In groben Zügen hatte ich mir die Reiseroute abgesteckt. Mit dem Flugzeug in Dublin gelandet, sollte es mit dem Expressway zum Busbahnhof und dann mit den Überlandbussen von Bus Éireann weitergehen. Bis zu meiner Ankunft dort war mir aber nicht klar, ob ich die Ost-Süd-West-Ost-Route oder die Ost-West-Süd-Ost-Route nehmen sollte. Auf jeden Fall wollte ich die Cliffs of Moher sehen, die Halbinsel Dingle, Cork, Waterford und natürlich Dublin. Auf dem Busbahnhof entschied ich mich dafür, erst in den Westen zu fahren.

Also auf nach Galway, etwa dreieinhalb Stunden werden für die Strecke benötigt.

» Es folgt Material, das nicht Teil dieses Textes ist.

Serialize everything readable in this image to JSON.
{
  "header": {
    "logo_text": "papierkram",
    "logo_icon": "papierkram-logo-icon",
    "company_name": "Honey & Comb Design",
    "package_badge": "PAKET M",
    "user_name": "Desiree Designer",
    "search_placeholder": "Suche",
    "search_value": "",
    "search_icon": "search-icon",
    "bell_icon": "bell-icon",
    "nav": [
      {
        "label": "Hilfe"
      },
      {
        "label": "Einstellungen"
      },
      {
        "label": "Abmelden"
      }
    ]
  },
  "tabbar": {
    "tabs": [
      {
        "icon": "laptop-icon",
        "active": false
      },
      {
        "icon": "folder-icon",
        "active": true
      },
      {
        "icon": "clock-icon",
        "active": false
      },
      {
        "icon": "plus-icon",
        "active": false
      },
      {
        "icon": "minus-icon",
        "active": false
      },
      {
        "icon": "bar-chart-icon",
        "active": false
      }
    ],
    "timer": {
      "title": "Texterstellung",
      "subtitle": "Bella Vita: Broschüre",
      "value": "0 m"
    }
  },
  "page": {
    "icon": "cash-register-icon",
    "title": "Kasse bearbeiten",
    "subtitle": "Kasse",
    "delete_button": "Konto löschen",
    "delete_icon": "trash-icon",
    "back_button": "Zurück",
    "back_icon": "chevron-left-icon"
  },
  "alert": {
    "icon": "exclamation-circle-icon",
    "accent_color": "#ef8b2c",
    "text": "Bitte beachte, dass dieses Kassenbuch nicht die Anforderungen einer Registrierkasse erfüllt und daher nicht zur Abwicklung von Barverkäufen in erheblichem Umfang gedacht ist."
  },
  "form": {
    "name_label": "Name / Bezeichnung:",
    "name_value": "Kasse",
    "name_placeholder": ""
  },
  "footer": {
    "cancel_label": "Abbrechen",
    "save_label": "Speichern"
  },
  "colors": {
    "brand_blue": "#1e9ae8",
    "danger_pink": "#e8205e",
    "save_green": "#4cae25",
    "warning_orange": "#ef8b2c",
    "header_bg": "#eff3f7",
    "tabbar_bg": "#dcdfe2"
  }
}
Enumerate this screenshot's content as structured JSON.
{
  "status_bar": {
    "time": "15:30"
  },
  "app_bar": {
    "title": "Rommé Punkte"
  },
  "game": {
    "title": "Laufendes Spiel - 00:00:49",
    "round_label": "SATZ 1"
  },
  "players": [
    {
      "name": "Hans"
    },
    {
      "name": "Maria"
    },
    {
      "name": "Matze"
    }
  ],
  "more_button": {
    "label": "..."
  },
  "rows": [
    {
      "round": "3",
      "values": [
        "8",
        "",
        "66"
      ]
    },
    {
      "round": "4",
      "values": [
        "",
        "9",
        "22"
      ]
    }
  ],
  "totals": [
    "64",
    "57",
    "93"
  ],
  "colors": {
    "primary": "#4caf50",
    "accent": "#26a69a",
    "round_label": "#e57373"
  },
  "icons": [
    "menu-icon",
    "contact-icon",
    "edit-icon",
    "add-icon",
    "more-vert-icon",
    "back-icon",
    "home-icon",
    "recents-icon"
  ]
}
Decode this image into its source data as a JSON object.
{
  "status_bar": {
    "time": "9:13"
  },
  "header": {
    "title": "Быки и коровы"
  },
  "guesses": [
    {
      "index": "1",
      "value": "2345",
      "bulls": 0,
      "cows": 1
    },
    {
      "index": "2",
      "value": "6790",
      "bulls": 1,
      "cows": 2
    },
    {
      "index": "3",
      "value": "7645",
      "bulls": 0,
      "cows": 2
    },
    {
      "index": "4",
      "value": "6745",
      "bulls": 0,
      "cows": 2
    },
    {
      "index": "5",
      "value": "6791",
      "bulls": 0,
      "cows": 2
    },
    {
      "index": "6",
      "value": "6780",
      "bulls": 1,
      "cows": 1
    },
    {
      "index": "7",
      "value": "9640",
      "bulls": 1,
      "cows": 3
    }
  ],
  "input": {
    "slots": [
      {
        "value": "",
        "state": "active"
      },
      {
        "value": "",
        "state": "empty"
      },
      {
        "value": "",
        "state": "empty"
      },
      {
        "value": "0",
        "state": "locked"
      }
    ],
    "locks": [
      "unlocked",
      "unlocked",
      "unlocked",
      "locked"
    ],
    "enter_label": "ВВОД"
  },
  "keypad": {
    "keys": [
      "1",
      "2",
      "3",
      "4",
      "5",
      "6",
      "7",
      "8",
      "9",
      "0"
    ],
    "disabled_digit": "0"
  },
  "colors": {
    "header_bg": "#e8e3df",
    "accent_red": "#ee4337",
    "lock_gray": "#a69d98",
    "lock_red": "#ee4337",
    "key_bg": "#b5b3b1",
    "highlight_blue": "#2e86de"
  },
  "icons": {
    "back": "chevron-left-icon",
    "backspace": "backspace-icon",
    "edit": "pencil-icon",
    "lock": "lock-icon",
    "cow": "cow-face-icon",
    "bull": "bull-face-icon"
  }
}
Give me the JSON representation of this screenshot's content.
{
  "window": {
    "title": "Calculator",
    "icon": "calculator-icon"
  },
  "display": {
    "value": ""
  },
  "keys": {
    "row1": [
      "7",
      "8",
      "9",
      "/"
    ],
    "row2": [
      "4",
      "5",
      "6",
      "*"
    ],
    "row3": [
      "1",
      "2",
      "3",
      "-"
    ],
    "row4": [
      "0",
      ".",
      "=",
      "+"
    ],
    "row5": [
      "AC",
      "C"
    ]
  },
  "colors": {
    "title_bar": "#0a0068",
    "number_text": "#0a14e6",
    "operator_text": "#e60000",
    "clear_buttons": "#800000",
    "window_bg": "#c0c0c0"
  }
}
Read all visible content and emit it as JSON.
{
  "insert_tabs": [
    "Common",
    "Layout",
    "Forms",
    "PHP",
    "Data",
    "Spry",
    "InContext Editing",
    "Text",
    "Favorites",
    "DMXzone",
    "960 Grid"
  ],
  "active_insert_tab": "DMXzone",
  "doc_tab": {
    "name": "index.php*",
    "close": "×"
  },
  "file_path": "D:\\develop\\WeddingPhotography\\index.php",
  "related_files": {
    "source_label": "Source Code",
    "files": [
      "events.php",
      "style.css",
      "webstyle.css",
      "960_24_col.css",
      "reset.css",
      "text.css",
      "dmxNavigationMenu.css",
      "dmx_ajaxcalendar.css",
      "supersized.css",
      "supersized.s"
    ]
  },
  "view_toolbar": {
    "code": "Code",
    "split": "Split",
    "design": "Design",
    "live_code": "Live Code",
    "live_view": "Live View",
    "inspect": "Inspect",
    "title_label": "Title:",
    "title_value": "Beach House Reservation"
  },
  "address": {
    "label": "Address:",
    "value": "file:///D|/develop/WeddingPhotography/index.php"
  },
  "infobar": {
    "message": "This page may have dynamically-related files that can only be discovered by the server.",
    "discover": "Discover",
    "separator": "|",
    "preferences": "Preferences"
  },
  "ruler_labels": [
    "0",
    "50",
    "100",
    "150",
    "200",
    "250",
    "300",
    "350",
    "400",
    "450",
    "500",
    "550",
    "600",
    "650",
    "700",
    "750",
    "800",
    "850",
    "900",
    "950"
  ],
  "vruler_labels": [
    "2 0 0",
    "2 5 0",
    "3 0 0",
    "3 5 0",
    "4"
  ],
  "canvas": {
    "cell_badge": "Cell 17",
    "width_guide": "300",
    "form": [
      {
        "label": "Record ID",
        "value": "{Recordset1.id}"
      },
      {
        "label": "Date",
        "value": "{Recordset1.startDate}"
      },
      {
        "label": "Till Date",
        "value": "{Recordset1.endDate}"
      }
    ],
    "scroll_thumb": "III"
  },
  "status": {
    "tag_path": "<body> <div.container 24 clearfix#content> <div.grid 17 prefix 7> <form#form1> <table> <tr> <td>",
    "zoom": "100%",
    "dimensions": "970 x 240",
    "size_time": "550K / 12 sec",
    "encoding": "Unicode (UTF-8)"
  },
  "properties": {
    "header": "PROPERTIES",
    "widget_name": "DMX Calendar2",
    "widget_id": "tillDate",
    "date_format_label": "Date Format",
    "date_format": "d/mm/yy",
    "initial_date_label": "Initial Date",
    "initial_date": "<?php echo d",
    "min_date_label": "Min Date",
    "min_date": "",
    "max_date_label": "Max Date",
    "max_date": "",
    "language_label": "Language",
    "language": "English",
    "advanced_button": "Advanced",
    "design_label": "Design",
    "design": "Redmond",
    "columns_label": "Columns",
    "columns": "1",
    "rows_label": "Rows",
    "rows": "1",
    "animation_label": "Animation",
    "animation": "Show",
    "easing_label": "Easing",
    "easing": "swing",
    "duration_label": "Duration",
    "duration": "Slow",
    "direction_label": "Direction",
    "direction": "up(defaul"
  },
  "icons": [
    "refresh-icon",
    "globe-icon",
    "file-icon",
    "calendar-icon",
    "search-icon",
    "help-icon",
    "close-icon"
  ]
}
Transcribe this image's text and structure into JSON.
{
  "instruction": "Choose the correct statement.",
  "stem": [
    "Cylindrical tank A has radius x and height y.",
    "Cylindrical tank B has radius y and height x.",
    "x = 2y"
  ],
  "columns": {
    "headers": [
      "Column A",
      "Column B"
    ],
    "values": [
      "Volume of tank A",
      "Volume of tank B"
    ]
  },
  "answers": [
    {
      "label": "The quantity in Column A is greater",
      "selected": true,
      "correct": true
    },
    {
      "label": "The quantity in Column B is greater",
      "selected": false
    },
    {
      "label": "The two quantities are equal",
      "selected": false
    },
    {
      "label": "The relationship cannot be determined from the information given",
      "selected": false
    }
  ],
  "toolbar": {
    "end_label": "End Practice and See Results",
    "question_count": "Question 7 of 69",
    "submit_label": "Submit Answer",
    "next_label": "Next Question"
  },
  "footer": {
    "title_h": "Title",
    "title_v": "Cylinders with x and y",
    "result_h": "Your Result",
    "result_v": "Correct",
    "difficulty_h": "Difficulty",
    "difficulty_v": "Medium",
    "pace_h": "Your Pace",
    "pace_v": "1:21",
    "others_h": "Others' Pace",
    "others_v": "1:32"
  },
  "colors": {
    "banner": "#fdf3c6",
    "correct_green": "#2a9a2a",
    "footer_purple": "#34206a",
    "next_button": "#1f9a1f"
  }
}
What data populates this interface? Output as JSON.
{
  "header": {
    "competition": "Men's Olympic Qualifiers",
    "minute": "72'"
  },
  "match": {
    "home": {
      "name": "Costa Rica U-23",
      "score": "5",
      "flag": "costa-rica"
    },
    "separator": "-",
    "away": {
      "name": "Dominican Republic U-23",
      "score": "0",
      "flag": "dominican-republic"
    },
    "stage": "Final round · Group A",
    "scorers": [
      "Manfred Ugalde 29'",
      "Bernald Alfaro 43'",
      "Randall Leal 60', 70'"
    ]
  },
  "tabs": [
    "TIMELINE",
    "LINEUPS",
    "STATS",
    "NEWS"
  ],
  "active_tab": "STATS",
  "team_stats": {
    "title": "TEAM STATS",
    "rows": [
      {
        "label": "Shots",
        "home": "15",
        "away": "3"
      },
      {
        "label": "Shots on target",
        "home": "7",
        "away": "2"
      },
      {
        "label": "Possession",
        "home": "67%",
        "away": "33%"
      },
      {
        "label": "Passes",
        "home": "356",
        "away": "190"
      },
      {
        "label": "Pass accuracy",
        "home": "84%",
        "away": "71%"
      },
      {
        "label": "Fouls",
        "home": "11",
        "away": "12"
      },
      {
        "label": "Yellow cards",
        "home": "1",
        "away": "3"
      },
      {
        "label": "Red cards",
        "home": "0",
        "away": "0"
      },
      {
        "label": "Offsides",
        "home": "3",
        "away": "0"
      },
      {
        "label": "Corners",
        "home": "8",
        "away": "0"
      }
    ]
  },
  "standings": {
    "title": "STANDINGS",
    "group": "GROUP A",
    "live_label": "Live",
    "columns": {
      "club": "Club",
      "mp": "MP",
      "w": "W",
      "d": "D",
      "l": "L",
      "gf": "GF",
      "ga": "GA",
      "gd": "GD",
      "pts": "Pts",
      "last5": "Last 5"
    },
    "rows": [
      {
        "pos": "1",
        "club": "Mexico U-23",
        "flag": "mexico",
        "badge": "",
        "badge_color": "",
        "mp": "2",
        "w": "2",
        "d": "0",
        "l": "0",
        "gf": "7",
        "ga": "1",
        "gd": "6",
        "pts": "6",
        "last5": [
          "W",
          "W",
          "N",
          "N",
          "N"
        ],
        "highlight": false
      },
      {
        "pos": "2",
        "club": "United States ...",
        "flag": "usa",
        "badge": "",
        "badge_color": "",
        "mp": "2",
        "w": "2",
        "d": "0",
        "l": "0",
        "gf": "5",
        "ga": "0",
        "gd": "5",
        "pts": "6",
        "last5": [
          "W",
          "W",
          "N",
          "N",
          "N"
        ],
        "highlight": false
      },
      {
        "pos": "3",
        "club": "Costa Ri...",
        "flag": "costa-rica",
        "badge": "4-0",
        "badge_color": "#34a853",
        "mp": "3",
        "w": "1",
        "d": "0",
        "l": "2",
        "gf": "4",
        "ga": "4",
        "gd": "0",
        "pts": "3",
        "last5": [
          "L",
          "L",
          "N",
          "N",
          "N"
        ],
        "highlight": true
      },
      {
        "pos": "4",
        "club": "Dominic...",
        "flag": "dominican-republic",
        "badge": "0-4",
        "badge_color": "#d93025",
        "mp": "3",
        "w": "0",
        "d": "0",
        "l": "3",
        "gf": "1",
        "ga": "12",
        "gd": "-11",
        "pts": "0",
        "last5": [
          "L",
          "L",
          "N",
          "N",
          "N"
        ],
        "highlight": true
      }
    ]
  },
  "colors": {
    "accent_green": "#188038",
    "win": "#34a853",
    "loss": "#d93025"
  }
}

Es war der 30. April 1995, als ich die Stadt erreichte.

In diversen Reiseführern kann man lesen, dass es außerhalb der Saison nicht schwer ist, B&B-Unterkünfte zu finden. Man brauche nur zu klingeln, und schon habe man ein Zimmer. In den meisten Fällen klappte das auch, aber nicht immer. Vom Busbahnhof aus lief ich mit meiner großen Reisetasche und der Video- und Fotoausrüstung suchend durch die Straßen. Irgendwann bekam ich Durst und sah einen Pub. Das Schild über dem Eingang offerierte zudem Bed & Breakfast. Nix wie rein, dachte ich mir, zunächst ‘a pint of Guinness’, und dann zum geschäftlichen Teil übergehen. Pech gehabt, B&B nur in der Sommersaison. Also weitersuchen. Zum guter Letzt – es war schon dunkel – kam ich in einem Hostel unter. Es war nur noch ein Schlafplatz in einem Vierbettzimmer frei. Ich wusste nicht, mit wem ich dieses teilte, aber mir war es egal, denn ich war reichlich geschafft. Am nächsten Morgen machte ich mich in aller Herrgottsfrühe auf die Socken – ohne Frühstück. Schade eigentlich, denn Galway soll sich lohnen. Vielleicht beim nächsten Mal.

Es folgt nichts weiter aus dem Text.